The delegation also met with Ricardo
Vargas, one of Latin America's leading drug policy analysts. He remarked
that, along with displacing farmers from potential oil-producing areas,
the fumigations tend to send those displaced farmers further into the
Amazon. In southern Colombia, right-wing paramilitaries currently control
many of the urban centers and larger villages; the FARC (Revolutionary
Armed Forces of Colombia) tend to control outlying, rural areas. Thus
as farmers move further away from the cities and villages, hoping to evade
fumigation, they move further into guerrilla-controlled territory. Over
time, Vargas said, the overlap between areas of guerrilla control and
areas of drug production will increase as a result of the fumigations,
shoring up the currently tenuous argument that drug production and terrorism
are identical. The more persuasive this argument becomes, he observed,
the easier it will be for the U.S. to assume a more direct role in Colombia's
counterinsurgency war, in an attempt to establish more favorable conditions
for the entry of major oil (and other natural resource extraction) ventures.(15)

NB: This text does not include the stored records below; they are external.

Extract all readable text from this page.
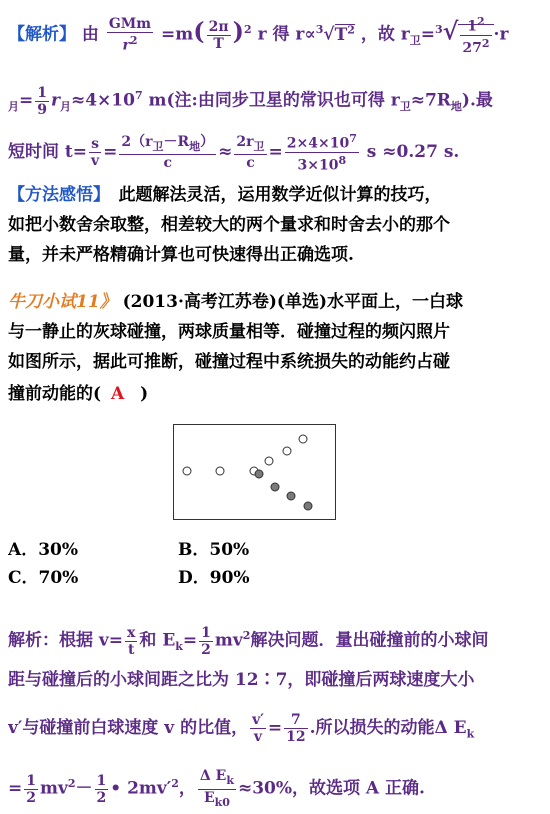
【解析】 由 $\frac{\text{GMm}}{r^2} =m( \frac{2\pi}{T} )^2$ r 得 $r\propto^3√T^2$ ，故 $r_卫=^3√ \frac{1^2}{27^2} \cdot r$
$_月= \frac{1}{9} r_月\approx 4\times 10^7$ m(注:由同步卫星的常识也可得 $r_卫\approx 7R_地$).最
短时间 $t= \frac{s}{v} = \frac{2(r_卫-R_地)}{c} \approx \frac{2r_卫}{c} = \frac{2\times 4\times 10^7}{3\times 10^8}$ s ≈0.27 s.
【方法感悟】　此题解法灵活，运用数学近似计算的技巧，
如把小数舍余取整，相差较大的两个量求和时舍去小的那个
量，并未严格精确计算也可快速得出正确选项.
牛刀小试11》 (2013·高考江苏卷)(单选)水平面上，一白球
与一静止的灰球碰撞，两球质量相等．碰撞过程的频闪照片
如图所示，据此可推断，碰撞过程中系统损失的动能约占碰
撞前动能的( A )
A．30%	B．50%
C．70%	D．90%
解析：根据 $v= \frac{x}{t}$ 和 $E_k= \frac{1}{2} mv^2$解决问题．量出碰撞前的小球间
距与碰撞后的小球间距之比为 12∶7，即碰撞后两球速度大小
v′与碰撞前白球速度 v 的比值， $\frac{v'}{v} = \frac{7}{12}$ .所以损失的动能Δ $E_k$
= $\frac{1}{2} mv^2- \frac{1}{2}$ • $2mv'^2$， $\frac{\Delta E_k}{E_{k0}} \approx 30\%$，故选项 A 正确.
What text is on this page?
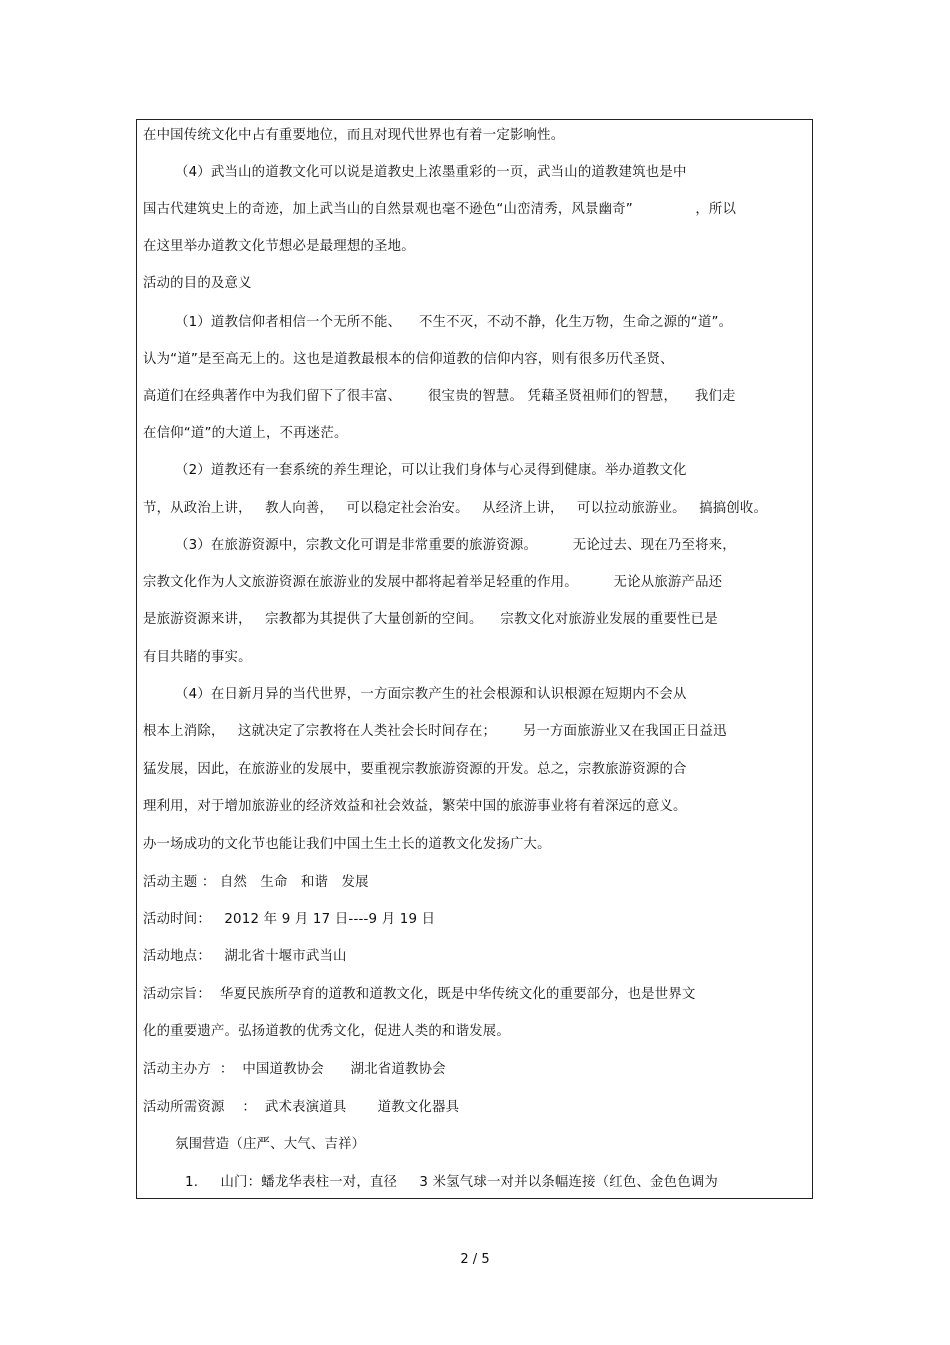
在中国传统文化中占有重要地位，而且对现代世界也有着一定影响性。
（4）武当山的道教文化可以说是道教史上浓墨重彩的一页，武当山的道教建筑也是中
国古代建筑史上的奇迹，加上武当山的自然景观也毫不逊色“山峦清秀，风景幽奇”              ，所以
在这里举办道教文化节想必是最理想的圣地。
活动的目的及意义
（1）道教信仰者相信一个无所不能、    不生不灭，不动不静，化生万物，生命之源的“道”。
认为“道”是至高无上的。这也是道教最根本的信仰道教的信仰内容，则有很多历代圣贤、
高道们在经典著作中为我们留下了很丰富、      很宝贵的智慧。 凭藉圣贤祖师们的智慧，    我们走
在信仰“道”的大道上，不再迷茫。
（2）道教还有一套系统的养生理论，可以让我们身体与心灵得到健康。举办道教文化
节，从政治上讲，   教人向善，   可以稳定社会治安。   从经济上讲，   可以拉动旅游业。   搞搞创收。
（3）在旅游资源中，宗教文化可谓是非常重要的旅游资源。        无论过去、现在乃至将来，
宗教文化作为人文旅游资源在旅游业的发展中都将起着举足轻重的作用。        无论从旅游产品还
是旅游资源来讲，   宗教都为其提供了大量创新的空间。    宗教文化对旅游业发展的重要性已是
有目共睹的事实。
（4）在日新月异的当代世界，一方面宗教产生的社会根源和认识根源在短期内不会从
根本上消除，   这就决定了宗教将在人类社会长时间存在；      另一方面旅游业又在我国正日益迅
猛发展，因此，在旅游业的发展中，要重视宗教旅游资源的开发。总之，宗教旅游资源的合
理利用，对于增加旅游业的经济效益和社会效益，繁荣中国的旅游事业将有着深远的意义。
办一场成功的文化节也能让我们中国土生土长的道教文化发扬广大。
活动主题 ： 自然   生命   和谐   发展
活动时间：   2012 年 9 月 17 日----9 月 19 日
活动地点：   湖北省十堰市武当山
活动宗旨：  华夏民族所孕育的道教和道教文化，既是中华传统文化的重要部分，也是世界文
化的重要遗产。弘扬道教的优秀文化，促进人类的和谐发展。
活动主办方  ：  中国道教协会      湖北省道教协会
活动所需资源    ：  武术表演道具       道教文化器具
氛围营造（庄严、大气、吉祥）
1.     山门：蟠龙华表柱一对，直径     3 米氢气球一对并以条幅连接（红色、金色色调为
2 / 5
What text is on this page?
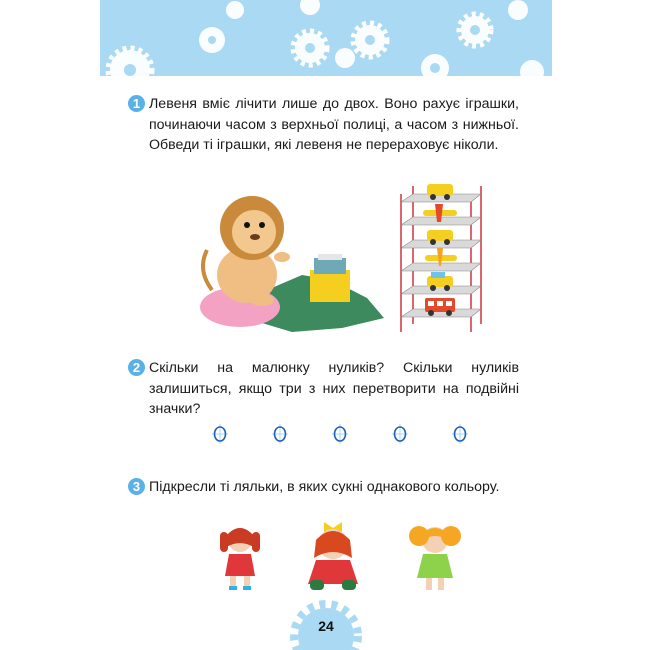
1 Левеня вміє лічити лише до двох. Воно рахує іграшки, починаючи часом з верхньої полиці, а часом з нижньої. Обведи ті іграшки, які левеня не перераховує ніколи.
2 Скільки на малюнку нуликів? Скільки нуликів залишиться, якщо три з них перетворити на подвійні значки?
3 Підкресли ті ляльки, в яких сукні однакового кольору.
24
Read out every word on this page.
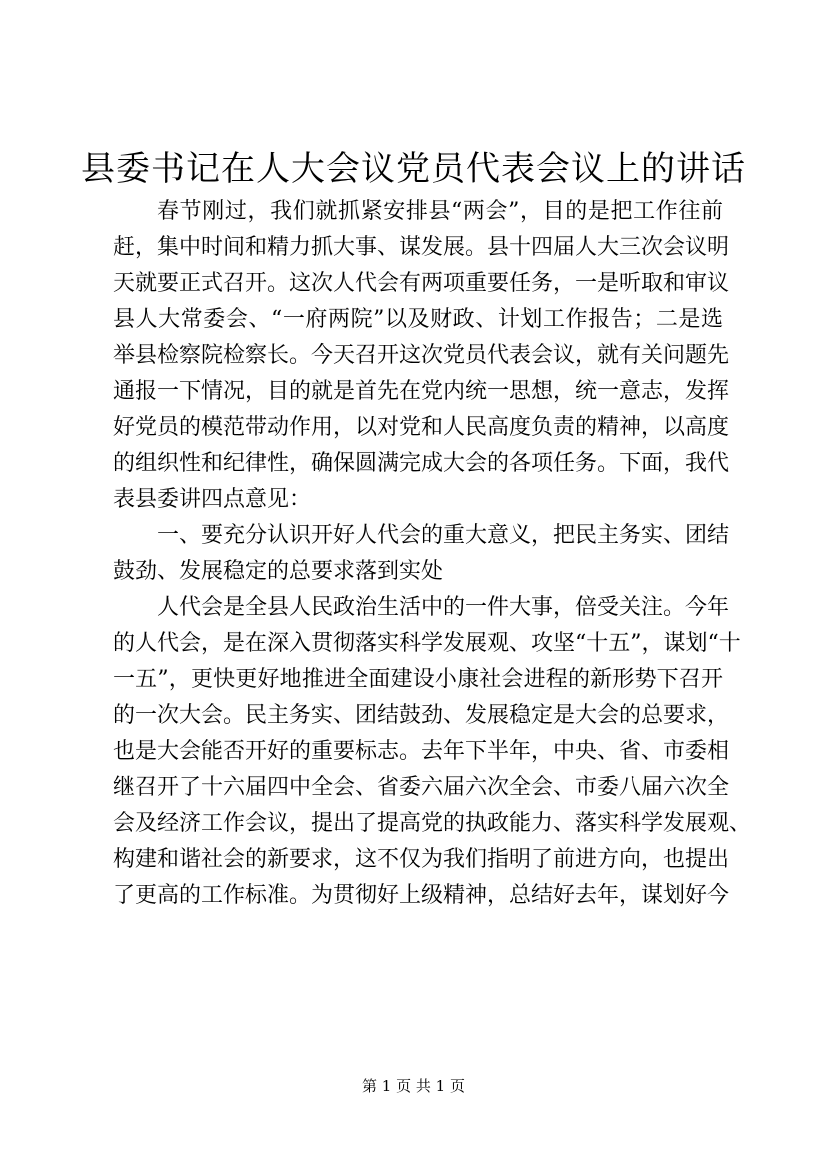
县委书记在人大会议党员代表会议上的讲话
春节刚过，我们就抓紧安排县“两会”，目的是把工作往前
赶，集中时间和精力抓大事、谋发展。县十四届人大三次会议明
天就要正式召开。这次人代会有两项重要任务，一是听取和审议
县人大常委会、“一府两院”以及财政、计划工作报告；二是选
举县检察院检察长。今天召开这次党员代表会议，就有关问题先
通报一下情况，目的就是首先在党内统一思想，统一意志，发挥
好党员的模范带动作用，以对党和人民高度负责的精神，以高度
的组织性和纪律性，确保圆满完成大会的各项任务。下面，我代
表县委讲四点意见：
一、要充分认识开好人代会的重大意义，把民主务实、团结
鼓劲、发展稳定的总要求落到实处
人代会是全县人民政治生活中的一件大事，倍受关注。今年
的人代会，是在深入贯彻落实科学发展观、攻坚“十五”，谋划“十
一五”，更快更好地推进全面建设小康社会进程的新形势下召开
的一次大会。民主务实、团结鼓劲、发展稳定是大会的总要求，
也是大会能否开好的重要标志。去年下半年，中央、省、市委相
继召开了十六届四中全会、省委六届六次全会、市委八届六次全
会及经济工作会议，提出了提高党的执政能力、落实科学发展观、
构建和谐社会的新要求，这不仅为我们指明了前进方向，也提出
了更高的工作标准。为贯彻好上级精神，总结好去年，谋划好今
第 1 页 共 1 页
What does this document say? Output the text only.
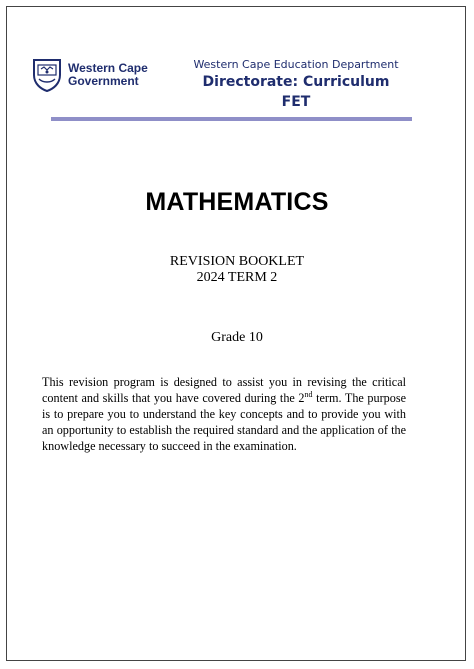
Western Cape
Government
Western Cape Education Department
Directorate: Curriculum FET
MATHEMATICS
REVISION BOOKLET
2024 TERM 2
Grade 10
This revision program is designed to assist you in revising the critical content and skills that you have covered during the 2nd term. The purpose is to prepare you to understand the key concepts and to provide you with an opportunity to establish the required standard and the application of the knowledge necessary to succeed in the examination.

In the meantime--while all these
political, economic and military interests continue to work themselves
out, producing new policies and intensifications of war--chemicals fall
on the communities of Putumayo. The U.S. Embassy and State Department
refuse to entertain the possibility that the fumigations have negative
health impacts, and produce duplicitous studies to confirm their position.
Fish and livestock are killed. Farmers move into the rainforest, cut down
precious trees, and plant more coca. Food crops are decimated.
Farmers like Don Fernando are
left with ever more difficult decisions. The social pacts have proved
an enormous failure, and he is unlikely to be so naïve as to take
the government's word next time. Many of his neighbors have resettled
temporarily in the city, but Don Fernando needs to pay off the three loans
he took out last fall to plant pepper. The fruit trees on his property,
which withstood November's spraying, provide just enough food for his
family to eat, but Don Fernando needs income quickly. He has only one
real option.
Phillip Cryan recently completed
a Fellowship at PANNA. He will be moving to Bogotá in April, where
he will help coordinate Colombia delegations for Witness for Peace.
Notes
1 This is not the farmer's
real name.
2 Isacson, Adam. "The
Tragedy of Alternative Development in Colombia," Colombia Report,
December 3, 2001.
3 Bigwood, Jeremy. "DynCorp
in Colombia: Outsourcing the Drug War," CorpWatch, May 23, 2001.
4 Defensoria del Pueblo Director
of Collective Rights and the Environment, meeting with Witness for Peace
environmental delegation, January 18, 2002, Bogota.
5 Tatiana Roa, CENSAT AGUA
VIVA, meeting with Witness for Peace environmental delegation, January
17, 2002, Bogota.
6 "Efectos de la Fumigacion:
Valle del Guamuez y San Miguel, Putumayo," Departamento Administrativo
de Salud, February 2001; "Informe Tecnico de la Comision Internacional
Sobre Los Impactos en Territorio Ecuatoriano de las Fumigaciones Aereas
en Colombia," Adolfo Maldonado (with CONAIE, RAPAL, Accion Ecologica
and Instituto de Estudios Ecologistas del Tercer Mundo), July 2001.
7 "Informe Final: Estudio
de las Denuncias de Danos a la Salud Relacionadas con la Erradicacion
Aerea en Colombia, Departamento de Narino," September 2001 (published
by U.S. Embassy in Bogota).
8 Dyva Revelo Calderon (epidemiologist),
meeting with Witness for Peace environmental delegation, January 21, 2002,
Mocoa, Putumayo.
9 Ibid.
10 Not his real name.
11 "War on Drugs: Addicted
to Failure," Institute for Policy Studies, http://www.ips-dc.org/projects/drugpolicy.htm,
visited on March 7, 2002.
12 Sanho Tree (Institute for
Policy Studies), meeting with Witness for Peace delegations, January 15,
2002, Miami.
13 For example: "U.S.
Official Advocates Coordinated Drug Policy for Western Hemisphere,"
U.S. Department of State, International Information Programs, January
18, 2002.
14 Vaicius, Ingrid and Adam
Isacson. "Plan Colombia:' The Debate in Congress, 2000,"
Center for International Policy, December 2000.
15 Ricardo Vargas, meeting
with Witness for Peace delegation, January 25, 2002, Bogota.